Home Berita PBB dan Pajak Kolonial: Dampaknya yang Signifikan

PBB dan Pajak Kolonial: Dampaknya yang Signifikan

0

Rabu, 13 Agustus 2025, warga Pati, Jawa Tengah, turun ke jalan untuk mengecam kenaikan Pajak Bumi dan Bangunan Perdesaan dan Perkotaan (PBB-P2) hingga 250 persen. Kenaikan drastis ini menjadi sorotan karena tidak sebanding dengan pendapatan rata-rata warga desa yang hanya mencapai Rp3 juta per bulan. Alasan pemerintah daerah mengenai pendapatan asli daerah (PAD) yang menurun dan pengurangan dana transfer pusat menjadi alasan kenaikan PBB sebagai cara cepat untuk menutup defisit anggaran. Fenomena serupa juga terjadi di Jombang, di mana kenaikan PBB bahkan mencapai 1.000 persen.

Pertanyaan muncul, apakah PBB di Indonesia benar-benar dikelola sebagai pajak yang memberikan manfaat sebanding dengan layanan publik yang diberikan, ataukah hanya sebagai kelanjutan dari sistem pungutan pajak yang berasal dari masa kolonial? Dalam konsep pajak modern, prinsip manfaat (benefit principle) menjadi kunci utama, di mana pajak yang dibayarkan seharusnya sejalan dengan manfaat yang diperoleh. Namun, di banyak daerah, praktik PBB justru menunjukkan sebaliknya. Meskipun tarifnya naik dan Nilai Jual Objek Pajak (NJOP) ikut meningkat, warga tidak melihat perbaikan signifikan dalam layanan publik yang mereka terima.

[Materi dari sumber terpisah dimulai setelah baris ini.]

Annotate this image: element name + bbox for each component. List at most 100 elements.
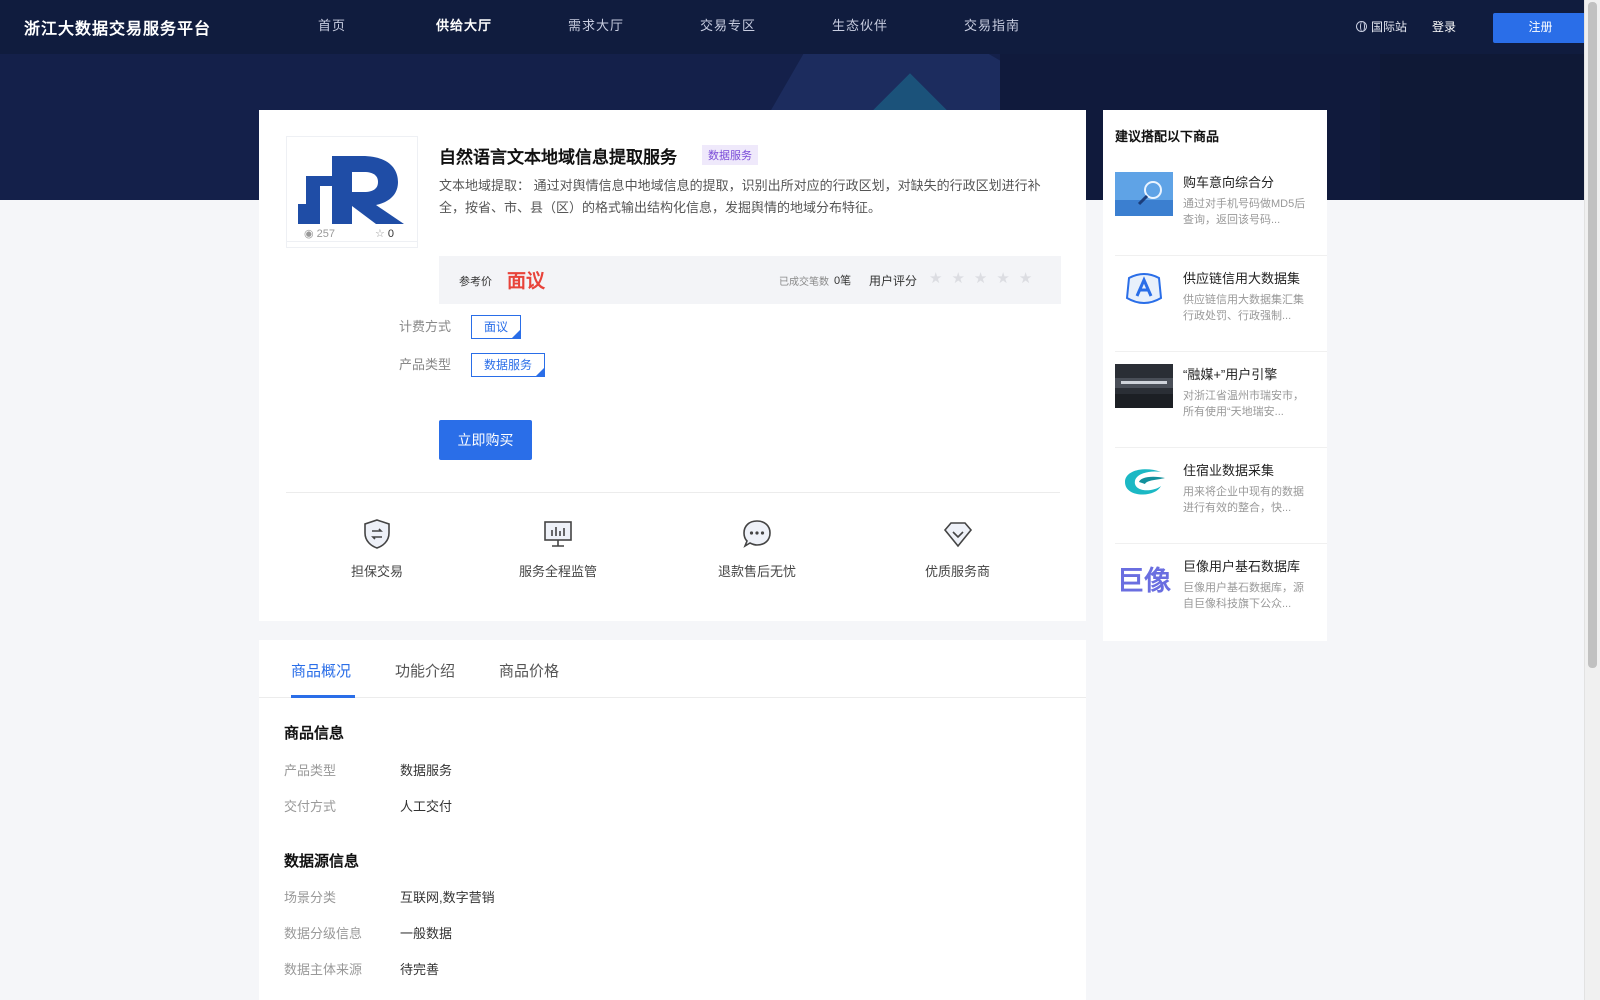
login-link[interactable]: 登录 bbox=[1432, 18, 1456, 35]
product-stats: ◉ 257 ☆ 0 bbox=[286, 222, 418, 248]
nav-supply-hall[interactable]: 供给大厅 bbox=[398, 0, 530, 54]
item-thumbnail bbox=[1115, 268, 1173, 312]
info-value: 待完善 bbox=[400, 962, 440, 977]
feature-quality-provider: 优质服务商 bbox=[925, 518, 990, 580]
item-name: 住宿业数据采集 bbox=[1183, 463, 1275, 478]
view-count-value: 257 bbox=[316, 228, 335, 240]
price-label: 参考价 bbox=[459, 276, 492, 288]
star-icon[interactable]: ★ bbox=[974, 269, 987, 287]
billing-label: 计费方式 bbox=[399, 319, 452, 334]
item-name: 巨像用户基石数据库 bbox=[1183, 559, 1301, 574]
nav-trade-zone[interactable]: 交易专区 bbox=[662, 0, 794, 54]
buy-now-button[interactable]: 立即购买 bbox=[439, 420, 532, 460]
star-icon[interactable]: ★ bbox=[929, 269, 942, 287]
product-category-tag: 数据服务 bbox=[702, 145, 758, 165]
top-navbar: 浙江大数据交易服务平台 首页 供给大厅 需求大厅 交易专区 生态伙伴 交易指南 … bbox=[0, 0, 1588, 54]
feature-label: 退款售后无忧 bbox=[718, 564, 797, 579]
item-thumbnail bbox=[1115, 364, 1173, 408]
globe-icon bbox=[1356, 21, 1367, 32]
info-value: 互联网,数字营销 bbox=[400, 890, 495, 905]
nav-demand-hall[interactable]: 需求大厅 bbox=[530, 0, 662, 54]
swirl-logo-thumbnail-icon bbox=[1125, 469, 1165, 495]
recommended-item[interactable]: 供应链信用大数据集 供应链信用大数据集汇集行政处罚、行政强制... bbox=[1115, 256, 1327, 352]
site-logo[interactable]: 浙江大数据交易服务平台 bbox=[24, 15, 211, 39]
nav-home[interactable]: 首页 bbox=[266, 0, 398, 54]
nav-guide[interactable]: 交易指南 bbox=[926, 0, 1058, 54]
media-screen-thumbnail-icon bbox=[1115, 364, 1173, 408]
item-name: 购车意向综合分 bbox=[1183, 175, 1275, 190]
main-nav: 首页 供给大厅 需求大厅 交易专区 生态伙伴 交易指南 bbox=[266, 0, 1058, 54]
recommended-item[interactable]: 购车意向综合分 通过对手机号码做MD5后查询，返回该号码... bbox=[1115, 160, 1327, 256]
brand-logo-text: 巨像 bbox=[1117, 565, 1171, 597]
price-panel: 参考价 面议 已成交笔数 0笔 用户评分 ★ ★ ★ ★ ★ bbox=[439, 256, 1061, 304]
info-label: 场景分类 bbox=[284, 890, 337, 905]
rating-stars[interactable]: ★ ★ ★ ★ ★ bbox=[929, 269, 1041, 287]
product-details-card: 商品概况 功能介绍 商品价格 商品信息 产品类型 数据服务 交付方式 人工交付 … bbox=[259, 640, 1086, 1000]
item-description: 用来将企业中现有的数据进行有效的整合，快... bbox=[1183, 486, 1304, 514]
star-icon[interactable]: ★ bbox=[1019, 269, 1032, 287]
international-site-label: 国际站 bbox=[1371, 20, 1408, 34]
page-scrollbar[interactable] bbox=[1584, 0, 1600, 1000]
feature-full-supervision: 服务全程监管 bbox=[519, 518, 597, 580]
info-label: 数据分级信息 bbox=[284, 926, 363, 941]
active-tab-indicator bbox=[291, 695, 355, 698]
info-label: 交付方式 bbox=[284, 799, 337, 814]
magnifier-thumbnail-icon bbox=[1115, 172, 1173, 216]
product-title: 自然语言文本地域信息提取服务 bbox=[439, 148, 677, 167]
star-icon[interactable]: ★ bbox=[951, 269, 964, 287]
chat-bubble-icon bbox=[743, 520, 771, 548]
item-description: 供应链信用大数据集汇集行政处罚、行政强制... bbox=[1183, 294, 1304, 322]
star-icon[interactable]: ★ bbox=[996, 269, 1009, 287]
credit-badge-thumbnail-icon bbox=[1125, 273, 1163, 304]
feature-label: 优质服务商 bbox=[925, 564, 991, 579]
banner-shape bbox=[1380, 54, 1584, 200]
price-value: 面议 bbox=[507, 271, 546, 292]
section-title-data-source: 数据源信息 bbox=[284, 853, 360, 870]
item-thumbnail: 巨像 bbox=[1115, 556, 1173, 600]
item-name: “融媒+”用户引擎 bbox=[1183, 367, 1278, 382]
divider bbox=[286, 492, 1060, 493]
recommended-item[interactable]: 巨像 巨像用户基石数据库 巨像用户基石数据库，源自巨像科技旗下公众... bbox=[1115, 544, 1327, 640]
item-description: 巨像用户基石数据库，源自巨像科技旗下公众... bbox=[1183, 582, 1304, 610]
favorite-count[interactable]: ☆ 0 bbox=[352, 222, 417, 247]
eye-icon: ◉ bbox=[303, 228, 317, 240]
shield-exchange-icon bbox=[364, 519, 390, 549]
feature-refund-support: 退款售后无忧 bbox=[718, 518, 796, 580]
deals-label: 已成交笔数 bbox=[779, 277, 829, 288]
favorite-count-value: 0 bbox=[387, 228, 395, 240]
deals-value: 0笔 bbox=[834, 275, 852, 287]
recommendation-panel: 建议搭配以下商品 购车意向综合分 通过对手机号码做MD5后查询，返回该号码...… bbox=[1103, 110, 1327, 641]
type-label: 产品类型 bbox=[399, 357, 452, 372]
recommendation-title: 建议搭配以下商品 bbox=[1115, 129, 1220, 144]
tab-features[interactable]: 功能介绍 bbox=[395, 660, 455, 681]
product-card: ◉ 257 ☆ 0 自然语言文本地域信息提取服务 数据服务 文本地域提取： 通过… bbox=[259, 110, 1086, 621]
info-value: 数据服务 bbox=[400, 763, 453, 778]
billing-option-chip[interactable]: 面议 bbox=[471, 315, 522, 339]
view-count: ◉ 257 bbox=[287, 222, 352, 247]
info-value: 一般数据 bbox=[400, 926, 453, 941]
item-thumbnail bbox=[1115, 172, 1173, 216]
register-button[interactable]: 注册 bbox=[1493, 13, 1588, 43]
provider-logo-icon bbox=[298, 156, 404, 224]
info-label: 数据主体来源 bbox=[284, 962, 363, 977]
rating-label: 用户评分 bbox=[869, 274, 918, 288]
info-label: 产品类型 bbox=[284, 763, 337, 778]
recommended-item[interactable]: 住宿业数据采集 用来将企业中现有的数据进行有效的整合，快... bbox=[1115, 448, 1327, 544]
feature-label: 担保交易 bbox=[351, 564, 404, 579]
tab-overview[interactable]: 商品概况 bbox=[291, 660, 351, 681]
nav-partners[interactable]: 生态伙伴 bbox=[794, 0, 926, 54]
item-thumbnail bbox=[1115, 460, 1173, 504]
international-site-link[interactable]: 国际站 bbox=[1356, 18, 1407, 35]
product-description: 文本地域提取： 通过对舆情信息中地域信息的提取，识别出所对应的行政区划，对缺失的… bbox=[439, 178, 1041, 215]
star-outline-icon: ☆ bbox=[374, 228, 388, 240]
item-description: 通过对手机号码做MD5后查询，返回该号码... bbox=[1183, 198, 1306, 226]
scrollbar-thumb[interactable] bbox=[1588, 2, 1597, 668]
type-option-chip[interactable]: 数据服务 bbox=[471, 353, 546, 377]
monitor-chart-icon bbox=[544, 521, 572, 547]
detail-tabs: 商品概况 功能介绍 商品价格 bbox=[259, 640, 1086, 698]
tab-pricing[interactable]: 商品价格 bbox=[499, 660, 559, 681]
diamond-icon bbox=[943, 522, 972, 548]
recommended-item[interactable]: “融媒+”用户引擎 对浙江省温州市瑞安市，所有使用“天地瑞安... bbox=[1115, 352, 1327, 448]
feature-guaranteed-trade: 担保交易 bbox=[351, 518, 403, 580]
feature-label: 服务全程监管 bbox=[519, 564, 598, 579]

Jalan desa yang berlubang, irigasi yang rusak, dan fasilitas sekolah yang kurang menjadi cerminan bahwa kenaikan PBB tidak diiringi dengan peningkatan layanan yang merata. Masalah semakin kompleks karena NJOP, yang menjadi dasar perhitungan PBB, seringkali naik tanpa adanya standar yang jelas. PBB harusnya menjadi instrumen yang membangun kontrak sosial yang menguntungkan kedua belah pihak, namun realitas di lapangan menunjukkan sebaliknya. Semua pihak perlu duduk bersama agar PBB, sebagai sumber utama pendapatan daerah, dapat dikelola secara transparan dan memberikan manfaat yang adil bagi masyarakat.